One cent for each gross kilogram of woolen thread, white or colored, manufactured in national territory.
Duties of importation on the foreign goods similar to the national goods taxed in the clauses A, B, C, D, E, F, G, adding to the duties which the former now have fixed by the existing tariff, a sum equivalent to that established by this law on each one of the latter.

Inclosure 2 in No. 969.—Translation.

Mexican law imposing penalties of imprisonment for smuggling.
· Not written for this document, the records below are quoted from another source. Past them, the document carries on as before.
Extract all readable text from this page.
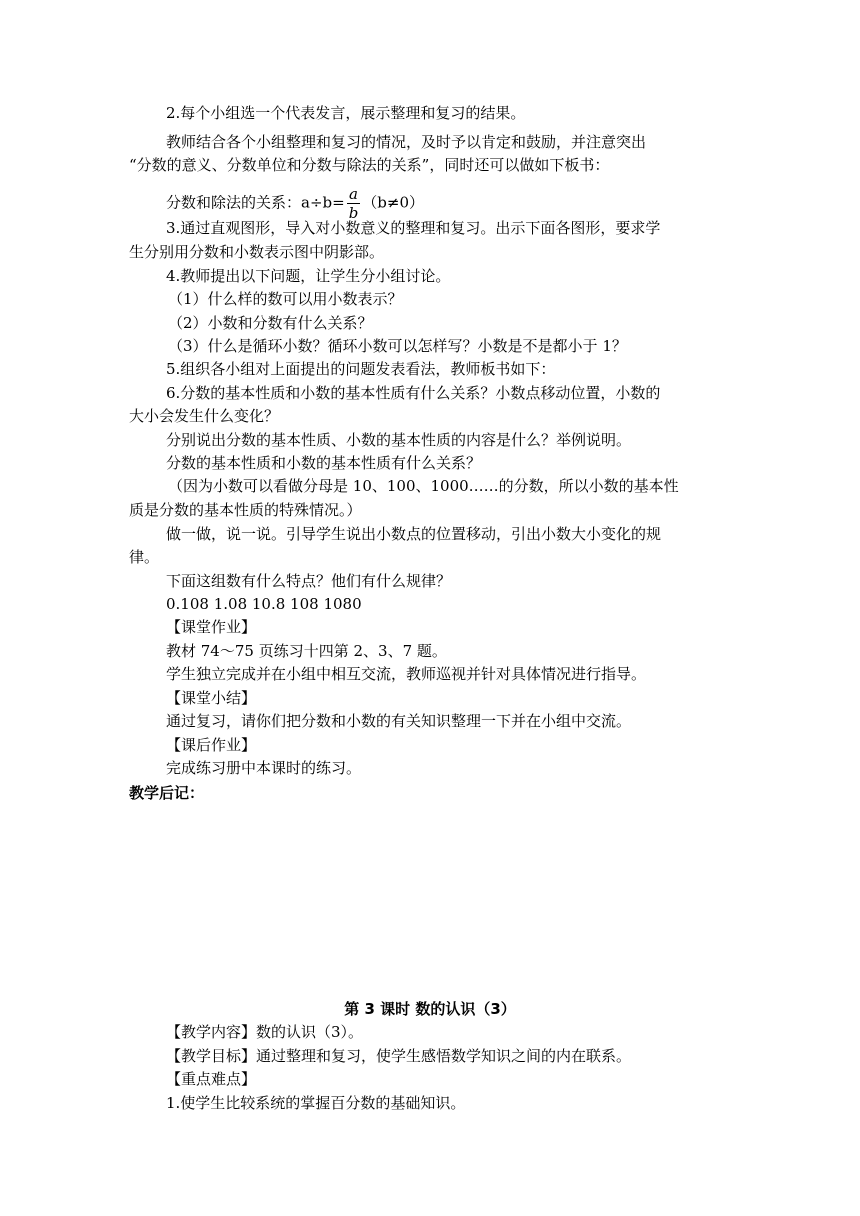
2.每个小组选一个代表发言，展示整理和复习的结果。
教师结合各个小组整理和复习的情况，及时予以肯定和鼓励，并注意突出
“分数的意义、分数单位和分数与除法的关系”，同时还可以做如下板书：
分数和除法的关系：$a\div b= \frac{a}{b} (b\ne 0)$
3.通过直观图形，导入对小数意义的整理和复习。出示下面各图形，要求学
生分别用分数和小数表示图中阴影部。
4.教师提出以下问题，让学生分小组讨论。
（1）什么样的数可以用小数表示？
（2）小数和分数有什么关系？
（3）什么是循环小数？循环小数可以怎样写？小数是不是都小于 1？
5.组织各小组对上面提出的问题发表看法，教师板书如下：
6.分数的基本性质和小数的基本性质有什么关系？小数点移动位置，小数的
大小会发生什么变化？
分别说出分数的基本性质、小数的基本性质的内容是什么？举例说明。
分数的基本性质和小数的基本性质有什么关系？
（因为小数可以看做分母是 10、100、1000……的分数，所以小数的基本性
质是分数的基本性质的特殊情况。）
做一做，说一说。引导学生说出小数点的位置移动，引出小数大小变化的规
律。
下面这组数有什么特点？他们有什么规律？
0.108 1.08 10.8 108 1080
【课堂作业】
教材 74～75 页练习十四第 2、3、7 题。
学生独立完成并在小组中相互交流，教师巡视并针对具体情况进行指导。
【课堂小结】
通过复习，请你们把分数和小数的有关知识整理一下并在小组中交流。
【课后作业】
完成练习册中本课时的练习。
教学后记：
第 3 课时 数的认识（3）
【教学内容】数的认识（3）。
【教学目标】通过整理和复习，使学生感悟数学知识之间的内在联系。
【重点难点】
1.使学生比较系统的掌握百分数的基础知识。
The Congress of the United Mexican States decrees:

  • Article 1. Besides the penalties established in chapters 20 and 21 of the maritime and frontier custom-house tariff of the 1st of January, 1872, the authors of contraband [Page 814] or fraud against the rights of the treasury, their accomplices, the receivers of goods, and the employés who may he in collusion with any of the persons as before described, shall be punished with the penalties hereafter stated.
  • Art. 2. In the cases mentioned in the clauses I, II, and III of article 86 of the said tariff, if the owners, conductors, captains, or any other persons transporting the goods should be apprehended, they will undergo five years’ imprisonment and their names shall be published in the newspapers; if it be proven that any commercial house established in the republic has carried on or favored contraband after this law shall have gone into force, besides the foregoing penalties which shall be applied, according to the case, its name shall also be published in the newspapers, its name shall not be recognized in any transactions with the public treasury and will not be admitted in any official or commercial transaction by any government office.
  • Art. 3. In all the other cases stated in articles 86 and 87 of the tariff, a corporal punishment of from six months to five years imprisonment will be imposed, under the following conditions: If the total amount of the duties defrauded passes one hundred dollars without exceeding a thousand dollars, an imprisonment of from two to six months will be imposed; if it exceeds a thousand dollars without reaching two thousand, double the time; if it passes two thousand and does not reach three, triple the time; and thus successively, without exceeding the maximum of five years.
  • Art. 4. Corporal punishment shall not be inflicted in the cases comprehended in clauses IV, V, and VI of article 86, chapter XX of the said tariff, when the amount of the duties does not exceed $200.
  • Art. 5. When the manifestation of the goods in the consular documents is done in an ambiguous manner, without being subject to the nomenclature of the tariff, the penalty of double duties will be imposed on the goods which arrive ambiguously manifested; in this case every package of the cargo should be examined.
  • Art. 6. Accomplices in the offenses of contraband or fraud in which the penalty of imprisonment is imposed, half of the punishment shall be inflicted on the first named, and a fourth on the second, which should or may be imposed on the principal authors of the contraband or fraud.
  • Art. 7. The government employés who may be proven to be complicated in the aforesaid offenses shall suffer the penalties established in the present law, and those imposed by the tariff in force, and other laws on the subject; but in every case with the understanding that the imprisonment inflicted can never be less than double the time imposed upon the principal delinquent or delinquents of the contraband or fraud.